4 Min Read
* Euro down another half percent after ECB moves spark 2 cent loss
* Dollar bulls still point to attack on parity
* Steepening of euro zone yield curve seen to weigh on euro
* Yen falls almost 1 percent
* Graphic: World FX rates in 2016 tmsnrt.rs/2egbfVh
By Patrick Graham
LONDON, Dec 9 (Reuters) - The euro was back under pressure on Friday after an extension of the European Central Bank's programme of money-printing drove its biggest daily loss against the dollar since Britain's vote to leave the European Union in June.
While the ECB said it would reduce the monthly value of purchases, they will continue until at least the end of next year - longer than the market expected - and were accompanied by a handful of other measures judged as negative for the single currency going forward.
That drove a more than 2-cent fall on Thursday, and the euro fell another half percent in morning trade in Europe, reaching $1.0563, putting it within half a cent of this year's lows and a cent of longer term lows at which the dollar's rally topped out last year.
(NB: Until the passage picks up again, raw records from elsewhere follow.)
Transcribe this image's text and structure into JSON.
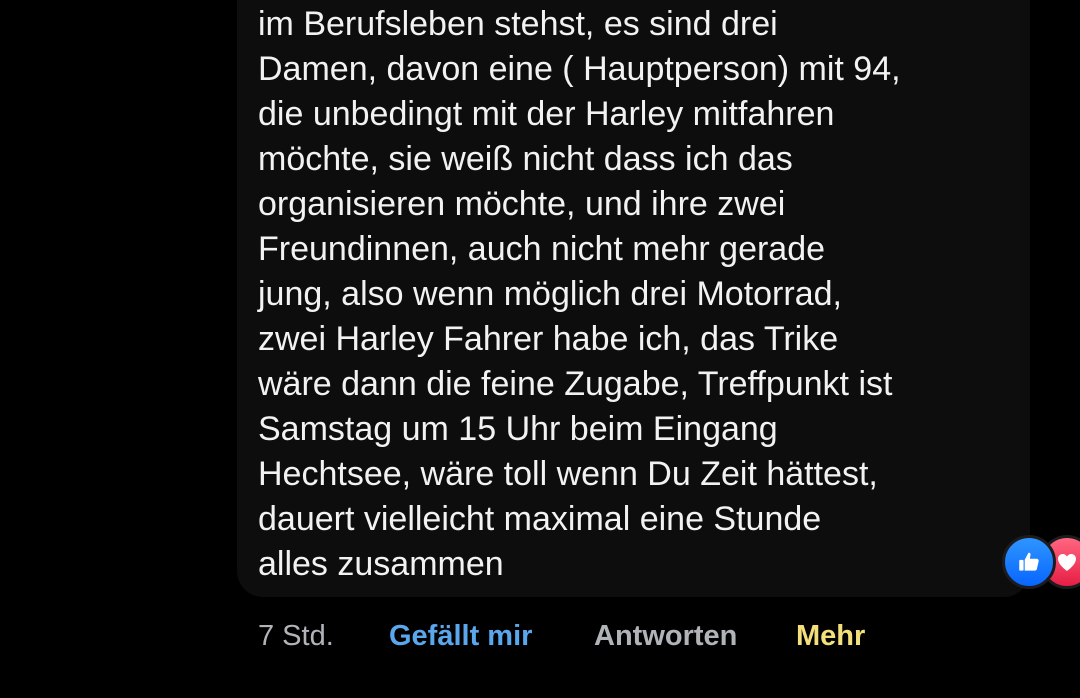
{
  "comment": {
    "lines": [
      "im Berufsleben stehst, es sind drei",
      "Damen, davon eine ( Hauptperson) mit 94,",
      "die unbedingt mit der Harley mitfahren",
      "möchte, sie weiß nicht dass ich das",
      "organisieren möchte, und ihre zwei",
      "Freundinnen, auch nicht mehr gerade",
      "jung, also wenn möglich drei Motorrad,",
      "zwei Harley Fahrer habe ich, das Trike",
      "wäre dann die feine Zugabe, Treffpunkt ist",
      "Samstag um 15 Uhr beim Eingang",
      "Hechtsee, wäre toll wenn Du Zeit hättest,",
      "dauert vielleicht maximal eine Stunde",
      "alles zusammen"
    ]
  },
  "reactions": {
    "icons": [
      "thumbs-up-icon",
      "heart-icon"
    ],
    "colors": {
      "like": "#0866ff",
      "love": "#f0284a"
    }
  },
  "actions": {
    "time": "7 Std.",
    "like_label": "Gefällt mir",
    "reply_label": "Antworten",
    "more_label": "Mehr"
  },
  "theme": {
    "background": "#000000",
    "bubble": "#0d0d0d",
    "text": "#f2f2f2",
    "muted": "#b0b3b8",
    "like_accent": "#5aa7ee",
    "more_accent": "#f3e07a"
  }
}
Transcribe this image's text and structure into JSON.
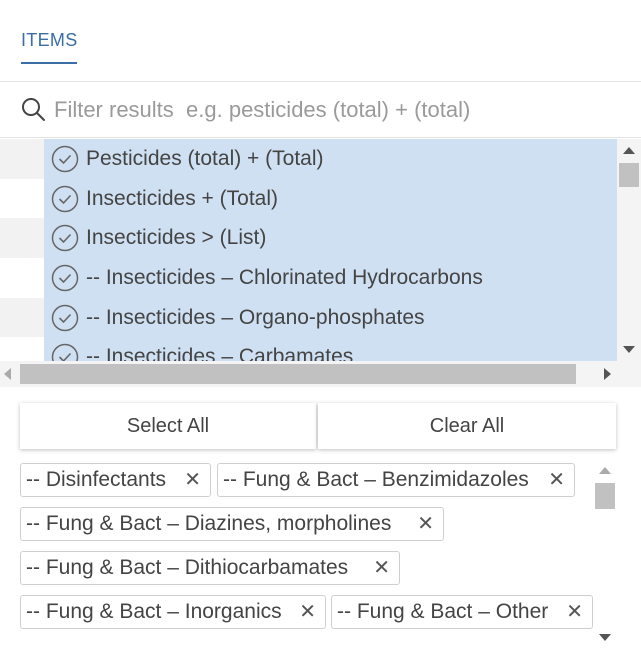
{
  "tabs": [
    {
      "label": "ITEMS",
      "active": true
    }
  ],
  "filter": {
    "placeholder": "Filter results  e.g. pesticides (total) + (total)",
    "value": ""
  },
  "list": {
    "items": [
      {
        "label": "Pesticides (total) + (Total)",
        "selected": true
      },
      {
        "label": "Insecticides + (Total)",
        "selected": true
      },
      {
        "label": "Insecticides > (List)",
        "selected": true
      },
      {
        "label": "-- Insecticides – Chlorinated Hydrocarbons",
        "selected": true
      },
      {
        "label": "-- Insecticides – Organo-phosphates",
        "selected": true
      },
      {
        "label": "-- Insecticides – Carbamates",
        "selected": true
      }
    ]
  },
  "actions": {
    "select_all": "Select All",
    "clear_all": "Clear All"
  },
  "selected_chips": [
    {
      "label": "-- Disinfectants"
    },
    {
      "label": "-- Fung & Bact – Benzimidazoles"
    },
    {
      "label": "-- Fung & Bact – Diazines, morpholines"
    },
    {
      "label": "-- Fung & Bact – Dithiocarbamates"
    },
    {
      "label": "-- Fung & Bact – Inorganics"
    },
    {
      "label": "-- Fung & Bact – Other"
    }
  ],
  "icons": {
    "search": "search-icon",
    "check": "check-circle-icon",
    "remove": "close-icon"
  },
  "colors": {
    "accent": "#3a6ea5",
    "selection": "#cfe0f2"
  }
}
The dollar also gained almost 1 percent against the yen to top 115 yen for the first time since February.
"Obviously we had the ECB yesterday and there is still some momentum after that. The dollar has also risen against the yen this morning," said Josh O'Byrne, a strategist with Citi in London.
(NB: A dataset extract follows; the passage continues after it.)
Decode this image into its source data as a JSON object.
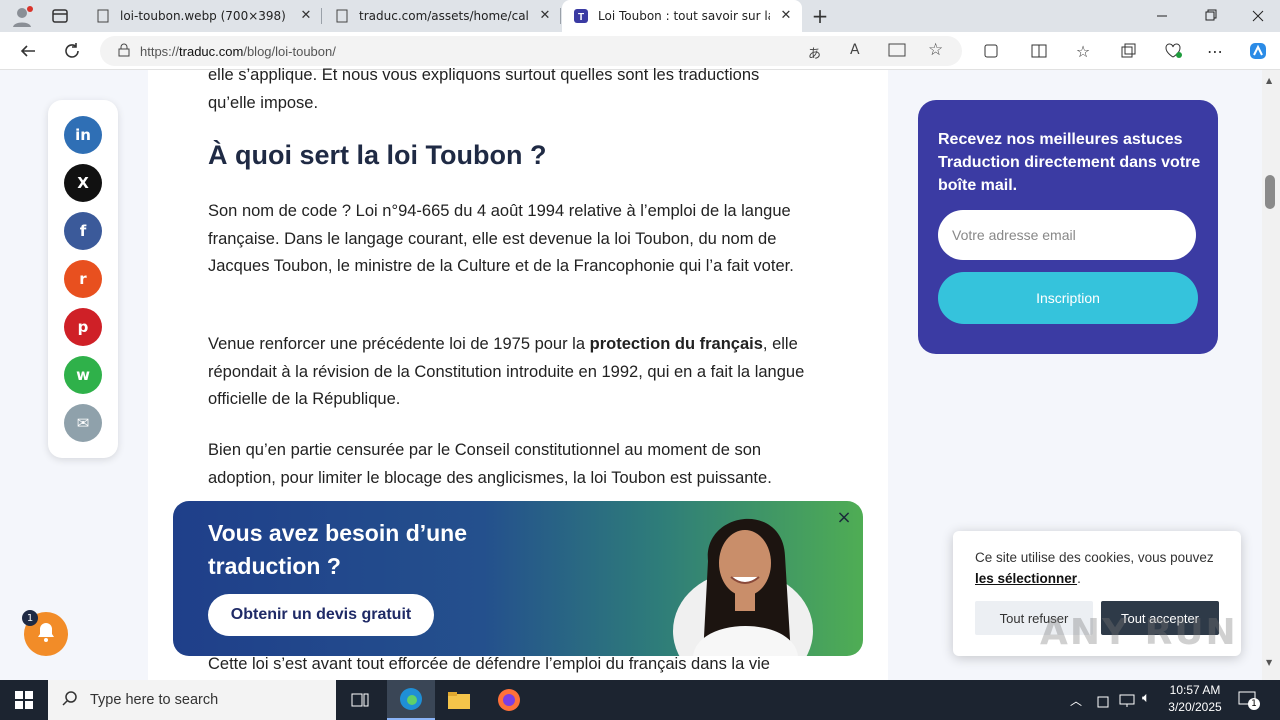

"We're constructive into the end of the year. The market has potentially more room to price higher inflation next year, dollar rates should pick up on the back of that and that should support the dollar."
There is debate over the nature of the slowdown of the dollar's rally in the past 10 days.
Most major investment houses forecast the U.S. currency to be strong next year on the back of promised measures on growth and taxation from a Trump administration. But there is more hesitancy about where gains will be focussed; many think betting against the Chinese yuan or South Korean won may make more sense than the euro.
Roger Hallam, chief investment officer for currency management with JP Morgan Asset Management in London said he would expect the dollar to reach $1.02-1.03 per euro although he was not persuaded of forecasts for it to pass parity.
"We are still pretty positive on the dollar. We think Trump will be quite supportive for growth next year... and we think the market is underpriced for (rises in interest rates by) the Fed," he said.
"There has been a huge amount of dollar selling in the past week... so I don't think people are as long of the dollar as they might like to be."
A rise in Federal Reserve interest rates next week seems fully priced in to markets, and it may take a more bullish signal on further rises next year from Fed chair Janet Yellen to provoke more gains.
But U.S. interest rates are already far higher than the equivalents in Japan and Europe and the broader economic and policy outlook still also points in opposite directions.